This is the final post on the work of Alf Hornborg. For the earlier posts, see Part 1, Part 2 and Part 3.
Hornborg's book is titled The Power of the Machine. In the book he uses the word power in two different senses; to reference both political/social power and mechanical power. The underlying claim is that these two forms of power are manifestations of the same thing; that the capacity of machines to do work is a product of power in the social world.
Hornborg's focus on power led to a rather interesting, if ultimately unproductive, series of exchanges between himself and the posters at Resilience Science. Like ships passing in the night, Hornborg critiqued resilience theory for its lack of attention to power while the resilience researchers offered up references to papers done within the resilience tradition that they claimed explicitly incorporated the analysis of power into the work. Ironically, both have a point.
Hornborg appears 1) to ground his critique of the perspective on a reading of the conceptual material describing the resilience framework (e.g. Holling) rather than a familiarity with the empirical studies employing the framework and 2) to mistakenly interpret the resilience framework as sharing a view of systems similar to functionalism and, hence, subject to some of the same critiques. Putting aside Hornborg's misunderstanding of the notion of system embedded in panarchy/resilience approach, the root of the argument turns on the distinction between a theory and a framework.
Holling, in "Understanding the Complexity of Economic, Ecological and Social Systems" develops the concept of panarchy as a means to elegantly account for the empirical behaviour of complex adaptive systems (i.e., by postulating a structure that allows a relatively small number of factors to generate the observed complexities rather than treating complexity as the product of a very large number of interacting factors). The concept of a panarchy involves three essential elements as diagrammed below: 1) a set of adaptive cycles (the sideways figure 8's in the diagram) that are 2) hierarchically ordered (from processes that are small scale and short duration to processes that are large scale and of long duration) and involve 3) processes of cross-scale interaction (the links labeled revolt and remember on the diagram).
Visual Representation of Panarchy as Framework and Metaphor
It is important to recognize the level of abstraction present in this representation. It is meant to apply generically to complex adaptive systems, whether they are social, ecological, economic or whatever.

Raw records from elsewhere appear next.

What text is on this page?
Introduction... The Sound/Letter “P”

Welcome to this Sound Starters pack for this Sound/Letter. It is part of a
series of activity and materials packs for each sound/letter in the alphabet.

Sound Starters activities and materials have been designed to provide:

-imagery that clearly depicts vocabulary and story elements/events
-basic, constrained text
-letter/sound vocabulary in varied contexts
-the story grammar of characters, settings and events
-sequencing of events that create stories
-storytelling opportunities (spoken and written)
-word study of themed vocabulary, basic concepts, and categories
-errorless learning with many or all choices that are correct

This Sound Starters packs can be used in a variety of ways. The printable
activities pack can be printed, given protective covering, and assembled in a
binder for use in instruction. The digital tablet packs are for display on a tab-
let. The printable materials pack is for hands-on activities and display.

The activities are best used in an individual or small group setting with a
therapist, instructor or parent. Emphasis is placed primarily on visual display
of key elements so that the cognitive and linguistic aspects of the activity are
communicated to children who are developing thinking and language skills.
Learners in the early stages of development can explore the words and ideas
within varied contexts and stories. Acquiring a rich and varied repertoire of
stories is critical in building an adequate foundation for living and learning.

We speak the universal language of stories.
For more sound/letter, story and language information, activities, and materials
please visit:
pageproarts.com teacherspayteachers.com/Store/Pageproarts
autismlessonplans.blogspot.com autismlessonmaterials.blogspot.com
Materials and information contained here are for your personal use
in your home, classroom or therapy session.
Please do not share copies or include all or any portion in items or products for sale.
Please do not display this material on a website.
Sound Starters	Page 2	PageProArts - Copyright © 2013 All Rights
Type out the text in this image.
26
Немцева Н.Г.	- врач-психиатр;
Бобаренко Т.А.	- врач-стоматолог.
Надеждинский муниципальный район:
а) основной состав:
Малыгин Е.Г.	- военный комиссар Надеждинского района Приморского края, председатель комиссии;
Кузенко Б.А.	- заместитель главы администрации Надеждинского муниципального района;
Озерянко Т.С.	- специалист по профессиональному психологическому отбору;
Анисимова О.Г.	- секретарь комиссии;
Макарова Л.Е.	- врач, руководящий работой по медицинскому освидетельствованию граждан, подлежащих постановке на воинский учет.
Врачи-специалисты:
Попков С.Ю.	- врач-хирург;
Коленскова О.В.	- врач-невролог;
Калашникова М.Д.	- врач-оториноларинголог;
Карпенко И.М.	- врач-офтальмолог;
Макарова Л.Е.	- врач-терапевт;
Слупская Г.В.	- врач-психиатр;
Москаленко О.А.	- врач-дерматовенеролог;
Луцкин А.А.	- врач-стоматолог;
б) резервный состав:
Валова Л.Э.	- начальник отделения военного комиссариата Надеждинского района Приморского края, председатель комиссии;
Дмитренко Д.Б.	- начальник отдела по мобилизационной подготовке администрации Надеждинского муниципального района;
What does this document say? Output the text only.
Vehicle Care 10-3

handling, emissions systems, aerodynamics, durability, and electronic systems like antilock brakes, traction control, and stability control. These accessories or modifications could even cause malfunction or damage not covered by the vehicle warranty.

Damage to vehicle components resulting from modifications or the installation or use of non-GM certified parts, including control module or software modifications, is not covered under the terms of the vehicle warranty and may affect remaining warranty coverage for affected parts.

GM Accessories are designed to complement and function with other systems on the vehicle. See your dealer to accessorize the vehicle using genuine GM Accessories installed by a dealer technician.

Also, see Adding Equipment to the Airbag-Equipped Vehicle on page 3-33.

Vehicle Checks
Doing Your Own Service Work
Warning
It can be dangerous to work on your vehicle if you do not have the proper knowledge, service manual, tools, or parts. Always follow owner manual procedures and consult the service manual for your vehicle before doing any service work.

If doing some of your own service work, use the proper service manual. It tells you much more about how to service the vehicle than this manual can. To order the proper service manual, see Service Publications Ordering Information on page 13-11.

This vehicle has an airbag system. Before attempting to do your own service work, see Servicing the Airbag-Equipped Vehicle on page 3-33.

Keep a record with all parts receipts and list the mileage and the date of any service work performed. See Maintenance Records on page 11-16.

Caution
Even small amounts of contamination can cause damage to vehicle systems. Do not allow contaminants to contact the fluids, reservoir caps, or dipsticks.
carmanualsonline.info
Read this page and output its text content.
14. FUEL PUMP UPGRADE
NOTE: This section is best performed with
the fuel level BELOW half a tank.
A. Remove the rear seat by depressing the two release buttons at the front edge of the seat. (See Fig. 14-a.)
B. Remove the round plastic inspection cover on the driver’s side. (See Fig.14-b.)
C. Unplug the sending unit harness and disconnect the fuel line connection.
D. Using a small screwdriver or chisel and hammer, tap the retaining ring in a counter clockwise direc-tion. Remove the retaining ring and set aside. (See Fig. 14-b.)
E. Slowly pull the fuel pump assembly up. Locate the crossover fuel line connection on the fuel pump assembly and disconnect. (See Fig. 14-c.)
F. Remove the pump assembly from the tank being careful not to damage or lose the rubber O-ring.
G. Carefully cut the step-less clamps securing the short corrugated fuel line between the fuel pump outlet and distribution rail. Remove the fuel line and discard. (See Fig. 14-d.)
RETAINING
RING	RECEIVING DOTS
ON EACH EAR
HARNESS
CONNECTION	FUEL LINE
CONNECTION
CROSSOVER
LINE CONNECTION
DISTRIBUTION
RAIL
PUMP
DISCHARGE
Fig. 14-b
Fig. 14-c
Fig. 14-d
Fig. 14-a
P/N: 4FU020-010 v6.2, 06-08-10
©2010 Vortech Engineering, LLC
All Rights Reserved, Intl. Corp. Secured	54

As such, it is a description of structure and processes that explain the general properties of systems, but does not theorize the operation of any specific system. To theorize the operation of particular systems, one must additionally outline the various 'controlling factors' that govern the operation of the various adaptive cycles associated with that specific system (as shown in the diagram below).
Visual Representation of Panarchy as Theory for a Specific System
Controlling factors for Adaptive Cycle A -->
Controlling factors Cycle B -->
Controlling factors Cycle C -->
Seen in this light, Hornborg is correct. The panarchy framework does not theorize power. However, the resilience researchers are also correct. Many empirical studies drawing on the panarchy framework have paid attention to power relations when attempting to 'fill in the blanks' and specify the factors responsible for the operation of the adaptive cycles in particular systems.
But, even if Hornborg read the specific empirical studies, I suspect he would still dispute the claim that the resilience researcher's had incorporated an analysis of power. The reason for this is that Hornborg advocates not just the incorporation of power into the analysis, but the incorporation of power theorized in a specific manner. To the extent that the resilience researchers incorporate power into their research they do it in relation to the specifics of the particular case and the theoretical proclivities of the individual researchers. Thus, viewed across the different empirical studies, the concept of power is not used in a consistent manner. Power means one thing in one study and another thing in a second study. In contrast, following Marx, Hornborg sees power as a very specific phenomena -- there is one dominant type of power (economic) to which all others are subservient. Thus, for example, he would recognize the coercive power held by the military but would argue that it is exercised in accordance with the interests of the ruling economic class.
This is where I part company with Hornborg. Historical analysis has showed that Weber had a better grasp on the concept of power than did Marx. Non-economic forms of power (military, bureaucratic, ideological, etc.) are often, but not always, subservient to the interests of the dominant economic elite. Thus, to preserve their explanatory utility in those situations where economic power does not trump all other forms, it is necessary to conceptualize power as consisting of a variety of independent dimensions rather than, as Marx does, as one dominant dimension that subsumes all other facets. For a concise discussion of this issue, see Chapter 1 of Michael Mann, The Sources of Social Power Volume 1.